LETTER TO SHAREHOLDERS OF CC NEUBERGER PRINCIPAL HOLDINGS III
200 Park Avenue, 58th Floor
New York, NY 10166
Dear CC Neuberger Principal Holdings III Shareholder:
You are cordially invited to attend an extraordinary general meeting of CC Neuberger Principal Holdings III, a Cayman Islands exempted company (“CCNB”), which will be held on February 1, 2023, at 9:00 a.m., Eastern Time, at the offices of Kirkland & Ellis LLP located at 601 Lexington Avenue, New York, NY 10022, and via a virtual meeting, or at such other time, on such other date and at such other place to which the meeting may be adjourned (the “Shareholder Meeting”).
The Shareholder Meeting will be conducted via live webcast, but the physical location of the Shareholder Meeting will remain at the location specified above for the purposes of our amended and restated memorandum and articles of association (the “Memorandum and Articles of Association”). If you wish to attend the Shareholder Meeting in person, you must reserve your attendance at least two business days in advance of the Shareholder Meeting by contacting CCNB’s Chief Executive Officer at operations@cc.capital by 9:00 a.m., Eastern Time, on January 30, 2023 (two business days prior to the initially scheduled meeting date). You will be able to attend the Shareholder Meeting online, vote and submit your questions during the Shareholder Meeting by visiting https://www.cstproxy.com/ccneubergerprincipalholdingsiii/2023.

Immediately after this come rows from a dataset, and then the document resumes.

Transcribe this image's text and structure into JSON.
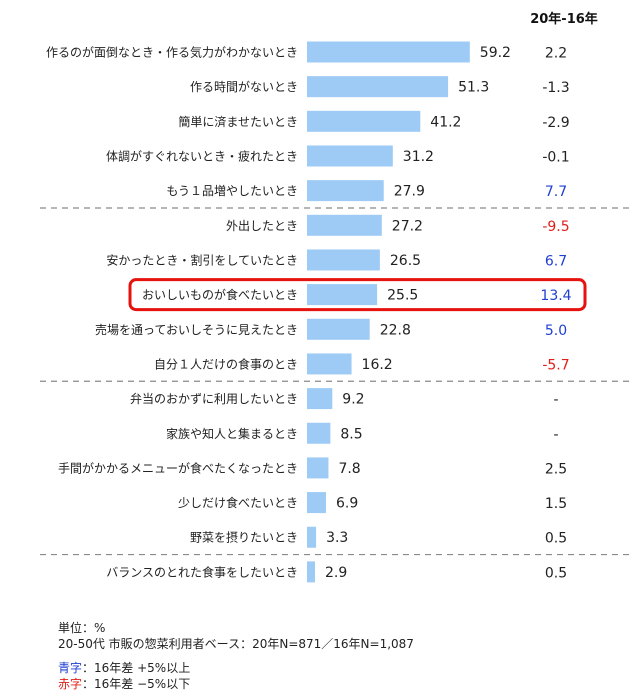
{
  "chart_data": {
    "type": "bar",
    "orientation": "horizontal",
    "categories": [
      "作るのが面倒なとき・作る気力がわかないとき",
      "作る時間がないとき",
      "簡単に済ませたいとき",
      "体調がすぐれないとき・疲れたとき",
      "もう１品増やしたいとき",
      "外出したとき",
      "安かったとき・割引をしていたとき",
      "おいしいものが食べたいとき",
      "売場を通っておいしそうに見えたとき",
      "自分１人だけの食事のとき",
      "弁当のおかずに利用したいとき",
      "家族や知人と集まるとき",
      "手間がかかるメニューが食べたくなったとき",
      "少しだけ食べたいとき",
      "野菜を摂りたいとき",
      "バランスのとれた食事をしたいとき"
    ],
    "values": [
      59.2,
      51.3,
      41.2,
      31.2,
      27.9,
      27.2,
      26.5,
      25.5,
      22.8,
      16.2,
      9.2,
      8.5,
      7.8,
      6.9,
      3.3,
      2.9
    ],
    "value_labels": [
      "59.2",
      "51.3",
      "41.2",
      "31.2",
      "27.9",
      "27.2",
      "26.5",
      "25.5",
      "22.8",
      "16.2",
      "9.2",
      "8.5",
      "7.8",
      "6.9",
      "3.3",
      "2.9"
    ],
    "diff_header": "20年-16年",
    "diff_labels": [
      "2.2",
      "-1.3",
      "-2.9",
      "-0.1",
      "7.7",
      "-9.5",
      "6.7",
      "13.4",
      "5.0",
      "-5.7",
      "-",
      "-",
      "2.5",
      "1.5",
      "0.5",
      "0.5"
    ],
    "diff_status": [
      "none",
      "none",
      "none",
      "none",
      "blue",
      "red",
      "blue",
      "blue",
      "blue",
      "red",
      "none",
      "none",
      "none",
      "none",
      "none",
      "none"
    ],
    "highlight_index": 7,
    "group_breaks_after": [
      4,
      9,
      14
    ],
    "xlim": [
      0,
      100
    ],
    "colors": {
      "bar": "#9dcbf5",
      "blue": "#1f3fd0",
      "red": "#e0201a",
      "neutral": "#222222",
      "highlight": "#e6120e",
      "divider": "#8a8a8a"
    }
  },
  "notes": {
    "unit": "単位：%",
    "base": "20-50代 市販の惣菜利用者ベース：20年N=871／16年N=1,087"
  },
  "legend": {
    "blue_word": "青字",
    "blue_text": "：16年差 +5%以上",
    "red_word": "赤字",
    "red_text": "：16年差 −5%以下"
  }
}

The attached notice of the Shareholder Meeting and proxy statement describe the business CCNB will conduct at the Shareholder Meeting and provide information about CCNB that you should consider when you vote your shares. As more fully described in the attached proxy statement, which is dated January 17, 2023, and is first being mailed to shareholders on or about that date, the Shareholder Meeting will be held for the purpose of considering and voting on the following proposals:
1.
Proposal No. 1 — Extension Amendment Proposal — To amend, by way of special resolution, CCNB’s Memorandum and Articles of Association to extend the date (the “Termination Date”) by which CCNB has to consummate a business combination (the “Articles Extension”) from February 5, 2023 (the “Original Termination Date”) to May 5, 2023 (the “Articles Extension Date”) and to allow CCNB, without another shareholder vote, to elect to extend the Termination Date to consummate a business combination on a monthly basis for up to nine times by an additional one month each time after the Articles Extension Date, by resolution of CCNB’s board of directors (the “Board”), if requested by CC Neuberger Principal Holdings III Sponsor LLC, (the “Sponsor”), and upon five days advance notice prior to the applicable Termination Date, until February 5, 2024 (each, an “Additional Articles Extension Date”), or a total of up to twelve months after the Original Termination Date, unless the closing of a business combination shall have occurred prior thereto (the “Extension Amendment Proposal”); and
2.
Proposal No. 2 — Redemption Limitation Amendment Proposal — To amend, by way of special resolution, CCNB’s Memorandum and Articles of Association to eliminate from the Memorandum and Articles of Association the limitation that CCNB may not redeem Public Shares (as defined below) to the extent that such redemption would result in CCNB having net tangible assets (as determined in accordance with Rule 3a51-1(g)(1) of the Securities Exchange Act of 1934, as amended, of less than $5,000,001 (the “Redemption Limitation”) in order to allow CCNB to redeem Public Shares irrespective of whether such redemption would exceed the Redemption Limitation (the “Redemption Limitation Amendment,” and such proposal the “Redemption Limitation Amendment Proposal”); and
3.
Proposal No. 3 — Adjournment Proposal — To adjourn, by way of ordinary resolution, the Shareholder Meeting to a later date or dates, if necessary, (i) to permit further solicitation and vote of proxies if, based upon the tabulated vote at the time of the Shareholder Meeting, there are insufficient Class A ordinary shares, par value $0.0001 per share and Class B ordinary shares, par value $0.0001 per share in the capital of CCNB represented (either in person or by proxy) to approve the Extension Amendment Proposal or the Redemption Limitation Amendment Proposal or (ii) if the holders of Public Shares have elected to redeem an amount of shares in connection with the Articles Extension or the Redemption Limitation Amendment Proposal such that CCNB would not adhere to the continued listing requirements of the New York Stock Exchange (the “Adjournment Proposal”).
Each of the Extension Amendment Proposal, the Redemption Limitation Amendment Proposal and the Adjournment Proposal is more fully described in the accompanying proxy statement. Please take the time to read carefully each of the proposals in the accompanying proxy statement before you vote.